Nel luglio del 1957 l’Italia assisteva alla presentazione di un veicolo destinato a incidere profondamente sulle dinamiche della mobilità di massa. Il debutto della Nuova 500 rappresenta un evento impresso nella cultura industriale del Paese, il momento in cui le linee di produzione torinesi misero su strada un autentico capolavoro di razionalizzazione spaziale. Eppure, mentre la fisionomia del veicolo è impressa nella mente di chiunque, l’anomalia meccanica e commerciale che si innescò appena quattro mesi dopo la commercializzazione sfugge alle cronache tradizionali. Non si tratta di una banale curiosità di vendita, ma di una procedura correttiva drastica che combinò modifiche ingegneristiche in corso d’opera a un approccio verso il cliente impensabile per le regole del libero mercato.
Il problema che Fiat non si aspettava
L’impatto iniziale sulle strade non coincise con il successo travolgente che le retrospettive tendono a celebrare. I primissimi esemplari della Nuova 500 uscivano dai cancelli di Mirafiori in una veste volutamente scarna, il risultato di un capitolato progettuale che mirava a tagliare ogni singolo grammo di peso e ogni lira di costo superfluo. L’abitacolo si presentava ostico, con i cristalli laterali bloccati in posizione fissa, saldature a vista e l’assenza di qualsiasi profilatura cromata. Sotto il piccolo cofano posteriore, il propulsore bicilindrico raffreddato ad aria da 479 centimetri cubici faticava a erogare 13 CV di potenza massima. L’utenza, già abituata al comfort rudimentale ma efficace della Topolino o allo spazio della 600, accolse il progetto con netta freddezza. Le critiche si concentrarono sulla povertà dell’allestimento e su una spinta motrice giudicata troppo debole persino per affrontare i dislivelli urbani a pieno carico, costringendo i vertici del marchio ad analizzare un pericoloso ristagno delle immatricolazioni.
La versione Normale arriva a novembre – e chi aveva comprato prima?
L’intervento della dirigenza fu perentorio. Già nel mese di novembre del 1957, sotto i riflettori del Salone di Torino, il listino venne letteralmente sdoppiato. Da una parte prese posto la versione Economica, identica al modello d’esordio ma offerta a un prezzo ribassato da 490.000 a 465.000 lire, dall’altra debuttò la Normale. Quest’ultima portava in dote i finestrini discendenti, le coppe ruota levigate, i profili lucidi e, soprattutto, un incremento prestazionale decisivo. Il motore passò a 15 CV grazie a nuovi alberi a camme, a un carburatore maggiorato e a un rapporto di compressione ottimizzato, permettendo al tachimetro di toccare i 90 km/h di velocità massima rispetto ai modesti 85 km/h originari. A questo punto, per scongiurare le ire degli acquirenti estivi, l’azienda varò una campagna di compensazione clamorosa. Ogni singolo cliente della prima ora ricevette un assegno circolare pari a 25.000 lire per colmare la svalutazione del listino base, accompagnato da un invito in concessionaria per eseguire un «aggiornamento tecnico gratuito» atto ad allineare la meccanica ai nuovi standard da 15 CV.
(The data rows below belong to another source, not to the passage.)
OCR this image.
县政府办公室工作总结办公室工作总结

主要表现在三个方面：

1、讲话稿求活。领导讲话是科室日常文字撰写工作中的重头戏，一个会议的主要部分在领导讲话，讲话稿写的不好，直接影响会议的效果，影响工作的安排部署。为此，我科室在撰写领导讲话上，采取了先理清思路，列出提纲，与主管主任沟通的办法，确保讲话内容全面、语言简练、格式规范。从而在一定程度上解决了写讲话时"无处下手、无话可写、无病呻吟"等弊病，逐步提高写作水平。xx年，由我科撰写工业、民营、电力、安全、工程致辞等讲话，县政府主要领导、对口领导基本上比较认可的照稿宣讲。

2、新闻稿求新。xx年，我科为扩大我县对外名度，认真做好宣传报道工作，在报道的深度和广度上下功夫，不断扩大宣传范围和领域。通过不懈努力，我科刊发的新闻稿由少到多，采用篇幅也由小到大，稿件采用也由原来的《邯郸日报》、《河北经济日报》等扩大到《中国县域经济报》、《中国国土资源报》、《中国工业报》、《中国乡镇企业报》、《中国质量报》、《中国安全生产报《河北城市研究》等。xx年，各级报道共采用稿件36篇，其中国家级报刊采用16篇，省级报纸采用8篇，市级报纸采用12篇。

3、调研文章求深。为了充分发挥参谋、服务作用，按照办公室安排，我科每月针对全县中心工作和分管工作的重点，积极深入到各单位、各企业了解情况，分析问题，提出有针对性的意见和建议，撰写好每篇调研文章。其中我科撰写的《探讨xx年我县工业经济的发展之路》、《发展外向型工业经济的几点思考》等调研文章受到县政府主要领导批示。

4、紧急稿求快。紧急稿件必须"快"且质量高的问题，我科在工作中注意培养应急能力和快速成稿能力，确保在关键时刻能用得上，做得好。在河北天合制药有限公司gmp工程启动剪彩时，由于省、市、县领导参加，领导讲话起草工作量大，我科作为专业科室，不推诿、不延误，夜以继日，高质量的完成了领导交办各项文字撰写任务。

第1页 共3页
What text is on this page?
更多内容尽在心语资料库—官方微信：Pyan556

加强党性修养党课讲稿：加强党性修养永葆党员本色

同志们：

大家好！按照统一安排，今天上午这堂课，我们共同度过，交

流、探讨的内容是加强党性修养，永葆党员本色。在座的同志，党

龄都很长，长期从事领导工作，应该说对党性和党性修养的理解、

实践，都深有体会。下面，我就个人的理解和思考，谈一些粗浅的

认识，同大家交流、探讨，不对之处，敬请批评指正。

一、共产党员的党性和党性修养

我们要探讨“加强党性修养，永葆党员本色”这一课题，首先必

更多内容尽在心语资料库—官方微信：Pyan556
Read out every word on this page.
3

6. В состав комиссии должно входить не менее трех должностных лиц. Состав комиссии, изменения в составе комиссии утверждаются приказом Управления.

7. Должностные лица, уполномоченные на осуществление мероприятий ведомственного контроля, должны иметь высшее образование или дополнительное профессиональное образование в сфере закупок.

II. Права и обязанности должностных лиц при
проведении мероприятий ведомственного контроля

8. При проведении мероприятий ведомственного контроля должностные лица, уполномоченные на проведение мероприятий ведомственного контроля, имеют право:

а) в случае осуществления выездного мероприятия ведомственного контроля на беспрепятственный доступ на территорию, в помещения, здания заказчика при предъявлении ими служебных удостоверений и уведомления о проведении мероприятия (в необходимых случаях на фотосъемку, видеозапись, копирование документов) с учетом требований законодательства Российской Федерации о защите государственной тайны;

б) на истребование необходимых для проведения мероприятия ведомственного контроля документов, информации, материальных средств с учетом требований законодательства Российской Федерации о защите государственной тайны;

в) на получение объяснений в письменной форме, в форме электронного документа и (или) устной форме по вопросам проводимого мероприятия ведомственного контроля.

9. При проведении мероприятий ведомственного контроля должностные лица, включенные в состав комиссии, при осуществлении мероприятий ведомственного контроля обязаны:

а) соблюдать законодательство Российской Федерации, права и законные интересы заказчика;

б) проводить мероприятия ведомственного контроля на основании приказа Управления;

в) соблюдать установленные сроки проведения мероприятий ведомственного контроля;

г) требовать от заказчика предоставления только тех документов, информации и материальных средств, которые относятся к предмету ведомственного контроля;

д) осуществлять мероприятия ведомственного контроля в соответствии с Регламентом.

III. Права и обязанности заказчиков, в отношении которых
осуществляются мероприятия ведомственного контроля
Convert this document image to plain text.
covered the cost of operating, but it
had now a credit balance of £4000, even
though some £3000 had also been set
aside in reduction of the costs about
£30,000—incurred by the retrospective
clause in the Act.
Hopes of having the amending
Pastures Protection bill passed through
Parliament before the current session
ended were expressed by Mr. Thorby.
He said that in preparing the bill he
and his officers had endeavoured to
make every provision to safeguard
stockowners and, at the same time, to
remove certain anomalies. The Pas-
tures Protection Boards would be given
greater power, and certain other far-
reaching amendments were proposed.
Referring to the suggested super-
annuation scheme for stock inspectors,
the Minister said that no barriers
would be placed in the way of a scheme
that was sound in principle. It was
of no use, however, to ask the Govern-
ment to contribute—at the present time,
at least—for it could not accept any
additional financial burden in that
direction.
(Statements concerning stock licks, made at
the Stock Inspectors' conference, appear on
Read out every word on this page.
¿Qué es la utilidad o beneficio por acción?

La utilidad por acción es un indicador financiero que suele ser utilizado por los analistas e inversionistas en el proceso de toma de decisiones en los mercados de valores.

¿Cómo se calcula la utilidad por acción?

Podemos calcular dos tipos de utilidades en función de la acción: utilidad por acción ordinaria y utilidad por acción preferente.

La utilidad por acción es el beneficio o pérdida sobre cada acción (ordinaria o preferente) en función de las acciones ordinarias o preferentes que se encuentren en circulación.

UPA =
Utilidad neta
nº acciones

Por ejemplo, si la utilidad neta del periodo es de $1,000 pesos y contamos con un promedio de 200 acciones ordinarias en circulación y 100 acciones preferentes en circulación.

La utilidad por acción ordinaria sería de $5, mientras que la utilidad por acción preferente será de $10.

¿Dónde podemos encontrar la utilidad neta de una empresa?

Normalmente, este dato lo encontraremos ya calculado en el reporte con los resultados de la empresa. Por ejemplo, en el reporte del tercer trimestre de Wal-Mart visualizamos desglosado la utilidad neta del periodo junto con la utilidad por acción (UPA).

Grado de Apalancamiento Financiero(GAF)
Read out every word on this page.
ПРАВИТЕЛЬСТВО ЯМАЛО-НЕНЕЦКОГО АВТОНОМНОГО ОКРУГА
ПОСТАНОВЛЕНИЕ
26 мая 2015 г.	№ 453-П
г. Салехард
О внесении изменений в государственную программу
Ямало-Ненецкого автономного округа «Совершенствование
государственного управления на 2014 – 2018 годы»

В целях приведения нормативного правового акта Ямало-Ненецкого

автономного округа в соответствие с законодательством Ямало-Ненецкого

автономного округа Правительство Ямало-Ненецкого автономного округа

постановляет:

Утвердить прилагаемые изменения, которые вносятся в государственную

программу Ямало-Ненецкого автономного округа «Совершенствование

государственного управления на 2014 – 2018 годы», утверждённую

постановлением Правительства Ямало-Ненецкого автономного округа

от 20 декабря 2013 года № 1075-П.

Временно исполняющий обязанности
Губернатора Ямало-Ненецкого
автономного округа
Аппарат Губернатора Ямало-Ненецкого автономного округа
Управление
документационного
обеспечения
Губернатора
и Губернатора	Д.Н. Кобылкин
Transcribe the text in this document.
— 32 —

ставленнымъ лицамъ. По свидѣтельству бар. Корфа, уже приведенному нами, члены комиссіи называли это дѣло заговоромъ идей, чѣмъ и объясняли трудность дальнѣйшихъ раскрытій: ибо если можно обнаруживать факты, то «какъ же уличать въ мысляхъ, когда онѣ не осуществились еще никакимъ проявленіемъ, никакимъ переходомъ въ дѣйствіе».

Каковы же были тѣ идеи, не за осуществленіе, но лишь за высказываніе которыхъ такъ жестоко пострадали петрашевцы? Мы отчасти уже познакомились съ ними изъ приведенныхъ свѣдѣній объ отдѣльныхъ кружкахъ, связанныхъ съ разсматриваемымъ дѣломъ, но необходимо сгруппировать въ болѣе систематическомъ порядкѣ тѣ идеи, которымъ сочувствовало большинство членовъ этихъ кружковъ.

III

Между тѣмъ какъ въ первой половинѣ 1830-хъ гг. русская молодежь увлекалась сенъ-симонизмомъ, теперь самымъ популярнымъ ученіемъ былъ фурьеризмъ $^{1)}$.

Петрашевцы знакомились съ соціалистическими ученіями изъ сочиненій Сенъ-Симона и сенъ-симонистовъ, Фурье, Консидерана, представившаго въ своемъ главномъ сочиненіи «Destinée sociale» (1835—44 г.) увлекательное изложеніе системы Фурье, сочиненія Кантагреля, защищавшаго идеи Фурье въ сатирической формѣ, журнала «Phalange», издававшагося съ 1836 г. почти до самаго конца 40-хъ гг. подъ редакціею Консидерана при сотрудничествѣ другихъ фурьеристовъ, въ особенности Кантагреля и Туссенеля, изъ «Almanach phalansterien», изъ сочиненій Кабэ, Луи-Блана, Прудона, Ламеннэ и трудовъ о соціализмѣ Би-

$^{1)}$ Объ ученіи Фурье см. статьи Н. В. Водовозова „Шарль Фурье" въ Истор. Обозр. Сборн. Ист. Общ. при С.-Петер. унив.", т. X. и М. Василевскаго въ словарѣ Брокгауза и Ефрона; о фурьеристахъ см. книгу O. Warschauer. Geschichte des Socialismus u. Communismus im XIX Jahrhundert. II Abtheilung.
Perché è un caso unico nella storia dell’auto
Esaminando questa manovra con i parametri dell’ingegneria e della legislazione odierna, l’evento del 1957 appare irripetibile. La filiera motoristica mondiale ha sempre registrato richiami su larga scala per sanare difetti di fabbricazione pericolosi o per allineare i veicoli alle normative del Codice della Strada. Intervenire retroattivamente su migliaia di vetture già consegnate per incrementare le prestazioni del propulsore, aggiungendo per di più un bonifico compensativo, costituisce una rarità assoluta. Richiedeva alla rete di assistenza uno sforzo enorme: bisognava smontare testate, ricalibrare la distribuzione e testare l’erogazione su mezzi già in circolazione. Un’operazione mastodontica volta non a prevenire incidenti, ma ad ammettere un errore di posizionamento iniziale e a tutelare l’investimento dei consumatori.
Cosa resta oggi di quella scelta
La tempestività e l’onestà industriale di questa iniziativa salvarono la Nuova 500 dall’oblio, gettando le fondamenta del suo dominio incontrastato. Risarcire economicamente il cliente e migliorargli la meccanica nel post-vendita instaurò un livello di fiducia incrollabile tra gli italiani e il costruttore torinese. Osservando le dinamiche attuali, in cui l’industria gestisce i problemi tramite aggiornamenti del software inviati in rete senza mai sporcarsi le mani d’olio, il ricordo di un’azienda che invia assegni cartacei e affida i vecchi motori alle chiavi inglesi dei meccanici per renderli più scattanti rappresenta una lezione magistrale di autentica cura automobilistica.